Perché leggere questo articolo? Quasi il 10 per cento degli italiani vive in comuni che l’Istat considera fragili. Il report fotografa uno Stivale che da verde si colora di rosso scendendo verso Sud. Ma la situazione nel Mezzogiorno migliora rispetto a tre anni fa. Un report da leggere in vista dell’Autonomia.
In Italia 1300 comuni sugli 8mila totali sono considerati fragili. Istat ha anticipato i risultati del Rapporto annuale che indicano l’Indice di fragilità comunale. Come riporta il Sole 24 ore, i risultati completi verranno presentati il prossimo 10 luglio a Roma, nel frattempo però emergono dei primi dati. E sono decisamente preoccupanti. Quasi il 10 per cento della popolazione italiana vive in un comune fragile, situazione che accomuna oltre il 16 per cento delle città del nostro Paese.
I 1300 comuni fragili dello Stivale
Sono 1.300 i comuni a fragilità elevata, pari al 16,1% del totale. In questi comuni vivono circa cinque milioni di persone (l’8,7% della popolazione italiana). L’indice fotografa su base comunale 12 parametri. Dall’occupazione, al livello di istruzione, passando per il saldo migratorio, il rischio frane, il consumo di suolo e il tasso di motorizzazione.

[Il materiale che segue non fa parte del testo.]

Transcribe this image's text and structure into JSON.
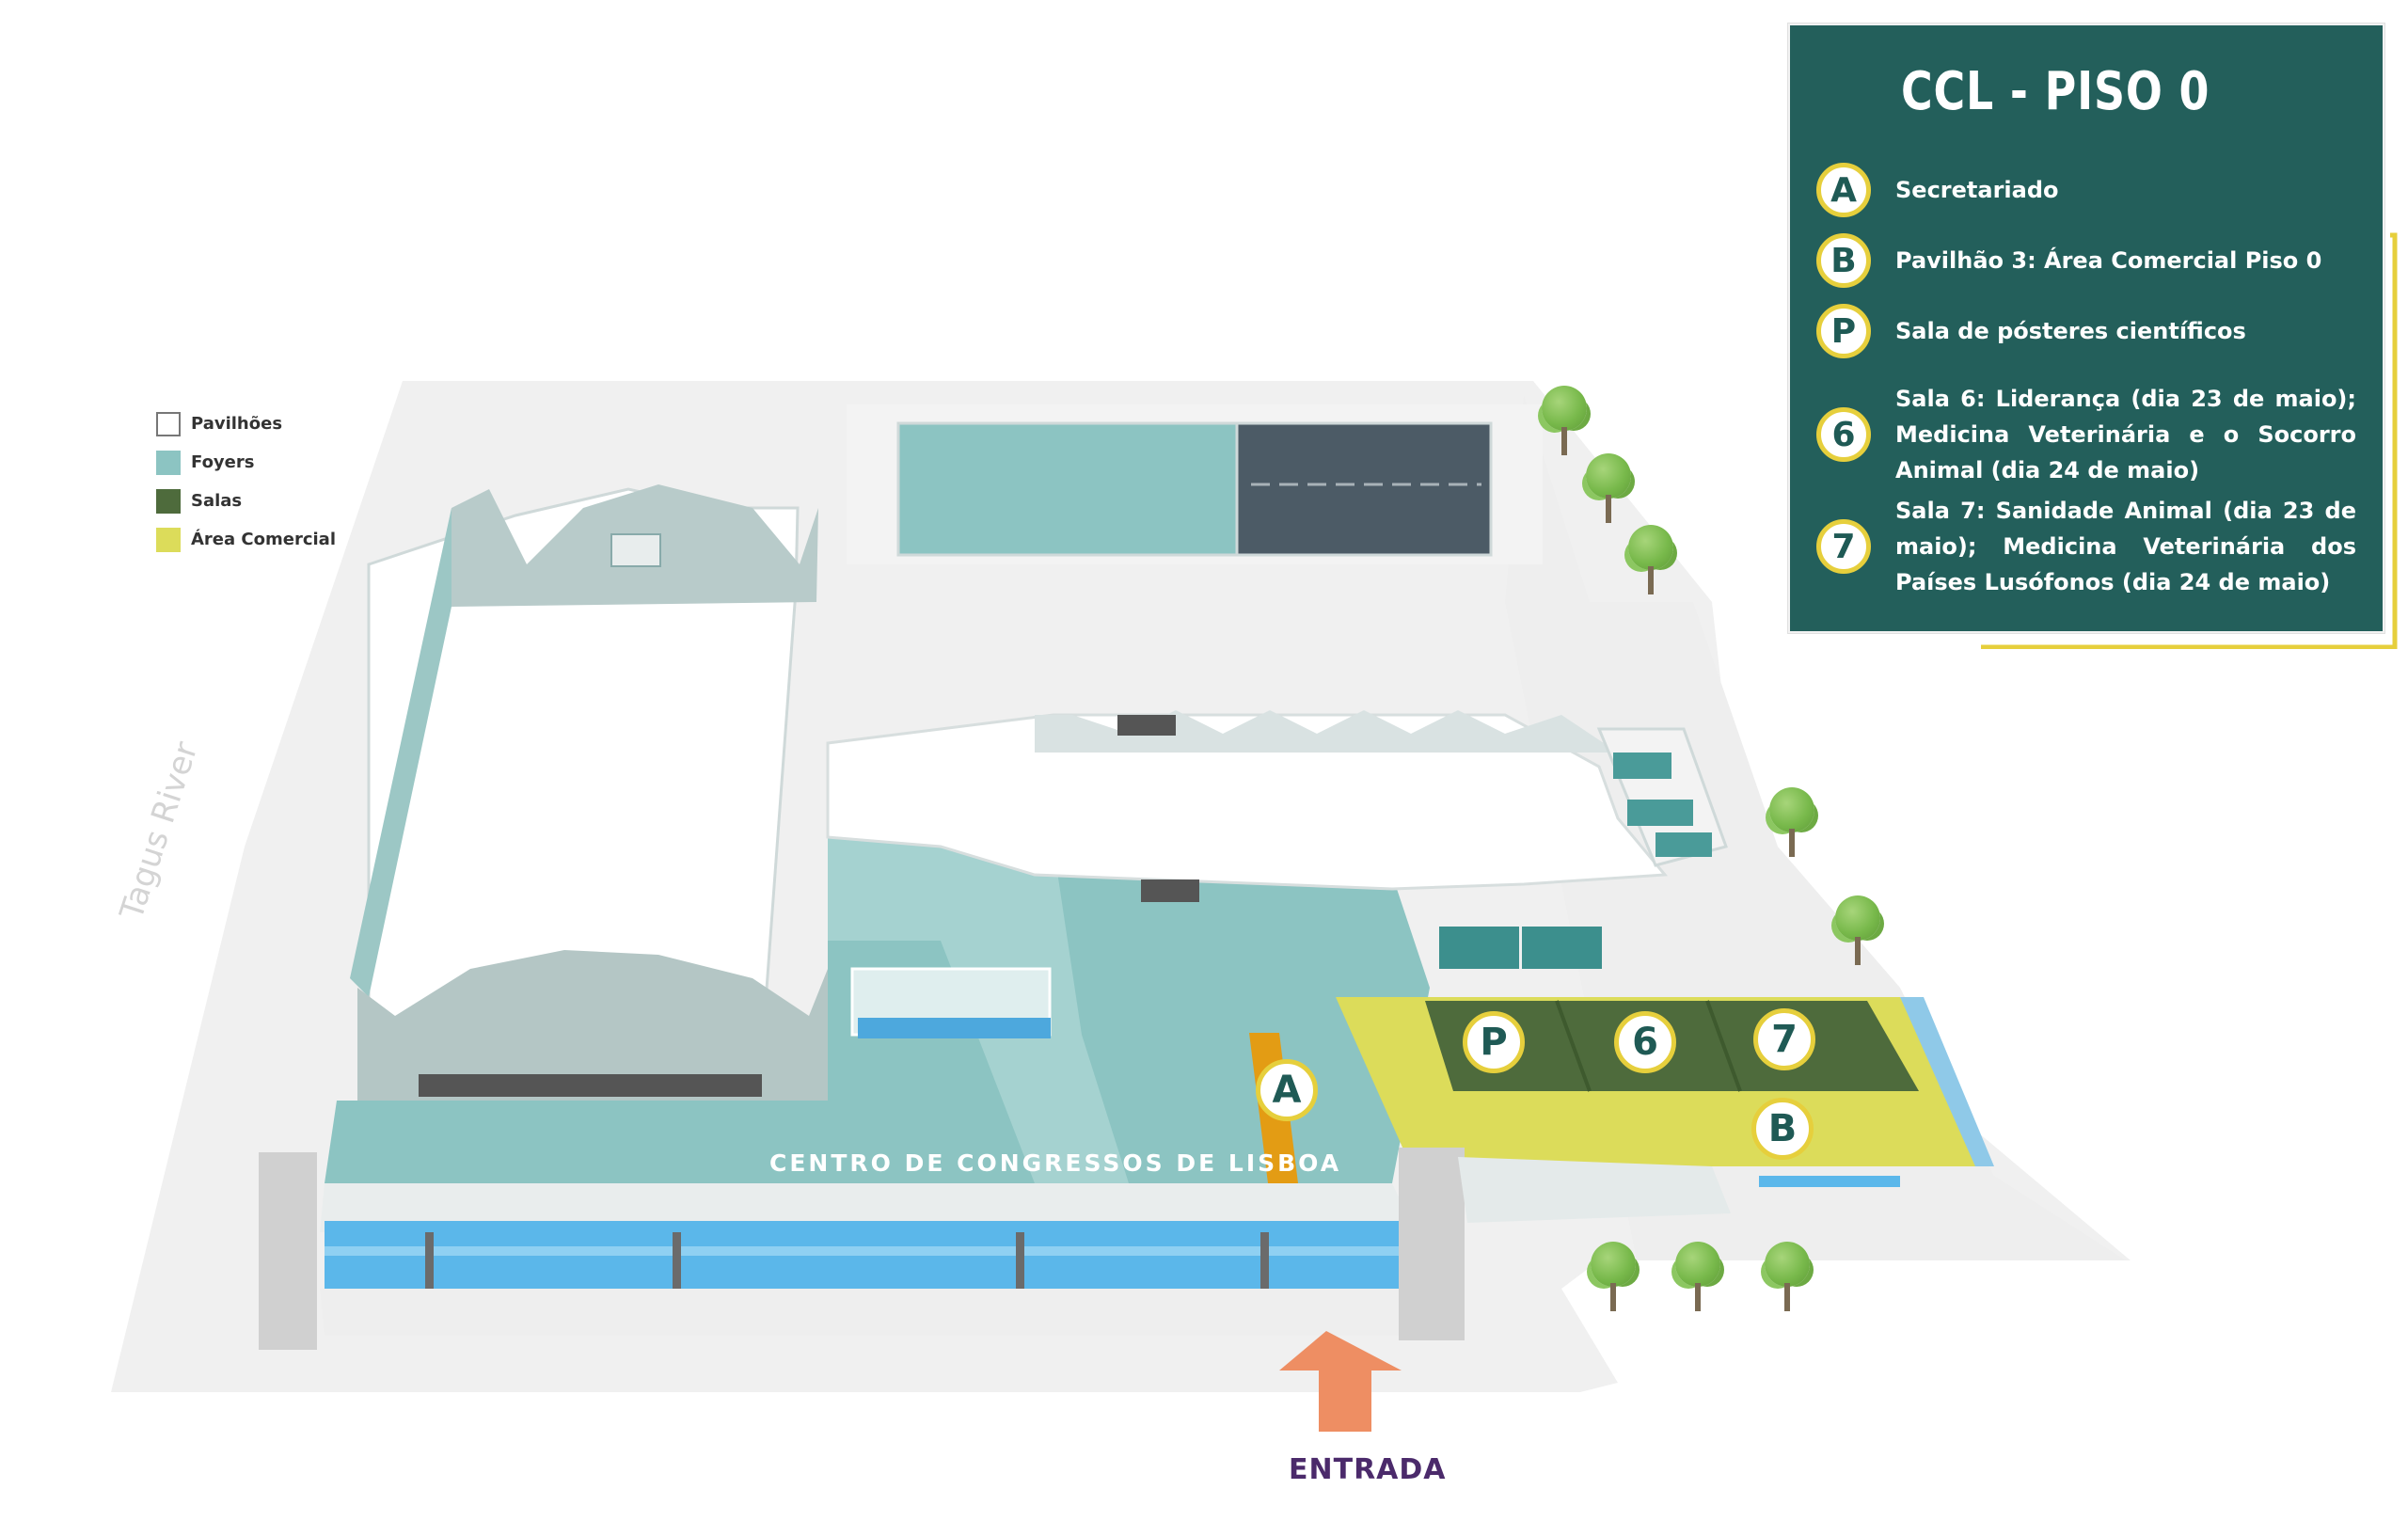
{
  "info_panel": {
    "title": "CCL - PISO 0",
    "items": [
      {
        "badge": "A",
        "text": "Secretariado"
      },
      {
        "badge": "B",
        "text": "Pavilhão 3: Área Comercial Piso 0"
      },
      {
        "badge": "P",
        "text": "Sala de pósteres científicos"
      },
      {
        "badge": "6",
        "text": "Sala 6: Liderança (dia 23 de maio); Medicina Veterinária e o Socorro Animal (dia 24 de maio)"
      },
      {
        "badge": "7",
        "text": "Sala 7: Sanidade Animal (dia 23 de maio); Medicina Veterinária dos Países Lusófonos (dia 24 de maio)"
      }
    ]
  },
  "legend": {
    "items": [
      {
        "label": "Pavilhões",
        "color": "#ffffff"
      },
      {
        "label": "Foyers",
        "color": "#8cc4c2"
      },
      {
        "label": "Salas",
        "color": "#4e6b3c"
      },
      {
        "label": "Área Comercial",
        "color": "#dcdc5a"
      }
    ]
  },
  "map": {
    "building_name": "CENTRO DE CONGRESSOS DE LISBOA",
    "river_label": "Tagus River",
    "entrance_label": "ENTRADA",
    "markers": {
      "a": "A",
      "b": "B",
      "p": "P",
      "six": "6",
      "seven": "7"
    }
  },
  "colors": {
    "panel_bg": "#235f5b",
    "panel_accent": "#e6cf3c",
    "pavilion": "#ffffff",
    "foyer": "#8cc4c2",
    "room": "#4e6b3c",
    "commercial": "#dcdc5a",
    "secretariat": "#e39c14",
    "entrance_arrow": "#ee8e63",
    "ground": "#f0f0f0"
  }
}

A rendere fragili i comuni contribuiscono fattori di rischio che possono essere determinati da geografia e suolo, ma anche infrastrutture, capitale umano e fattori economici.
Istat ha evidenziato dieci classi di fragilità, evidenziando così le dinamiche territoriali più rilevanti. Il nuovo Indice di Fragilità Comunale (Ifc) si riferisce a dati del 2021, mettendo in evidenza tendenze consolidata. In Italia persiste un netto divario tra Nord e Sud anche per quanto riguarda i comuni fragili. Nel Mezzogiorno ricadono il 40,2% dei comuni e il 24,4% della popolazione nelle due classi più a rischio. I valori più critici si rilevano in Calabria (63,9%) e Sicilia (55,9%). Risalendo lo Stivale, si incontrano territori fragili anche in Lazio (19,6%) e in Valle d’Aosta (21,6%), quest’ultima con un’elevata percentuale di comuni fragili perchè a rischio frana.
Le fragilità del Nord
La mappa dei comuni fragili dipinge uno Stivale che da verde diventa sempre più rosso man mano che si scende la Penisola. Anche le regioni del Nord Italia, però, presentano le proprie fragilità. Si concentrano maggiormente in zone periferiche, interne o meno servite. La dorsale appenninica o le zone montane hanno elevati indicatori di fragilità, dovuta soprattutto all’assenza di servizi come suole e ospedali.
Rispetto all’andamento del precedente report – datato 2018 – si registra un miglioramento generalizzato, anche se il divario Nord-Sud resta ampio. In tre anni, la percentuale di comuni fragili è nettamente calata nel Mezzogiorno (-3,9% dei comuni e -2,9% della popolazione in zone ad alta fragilità). L’indice mostra un amento solo in Abruzzo, mentre cala del 10% in Sicilia, Puglia e Basilicata. Lo stesso trend invece non si rileva al Centro Nord, dove l’indice di comuni fragile resta pressoché identico.
I comuni fragili sono anche quelli più poveri
La direttrice del Dipartimento per la produzione statistica di Istat, Monica Pratesi, intervistata da Michela Finizio de Il Sole 24 evidenzia come la mappa delle fragilità si possa sovrapporre a quella dei redditi. “Il reddito è certamente un fattore di protezione. Con un reddito più elevato ad esempio è più facile rialzarsi, anche da situazioni critiche dovute a fattori climatici”. L’analisi dell’indice rappresenta un valido strumento per le politiche sul territorio. “Da un lato – racconta Pratesi – si possono dimensionare gli interventi in base alle fragilità esistenti, dall’altro la serie storica mette in luce come questi interventi abbiano o meno cambiato i profili di fragilità. In un’ottica di autonomia differenziata, questi dati già mettono in luce molti squilibri“.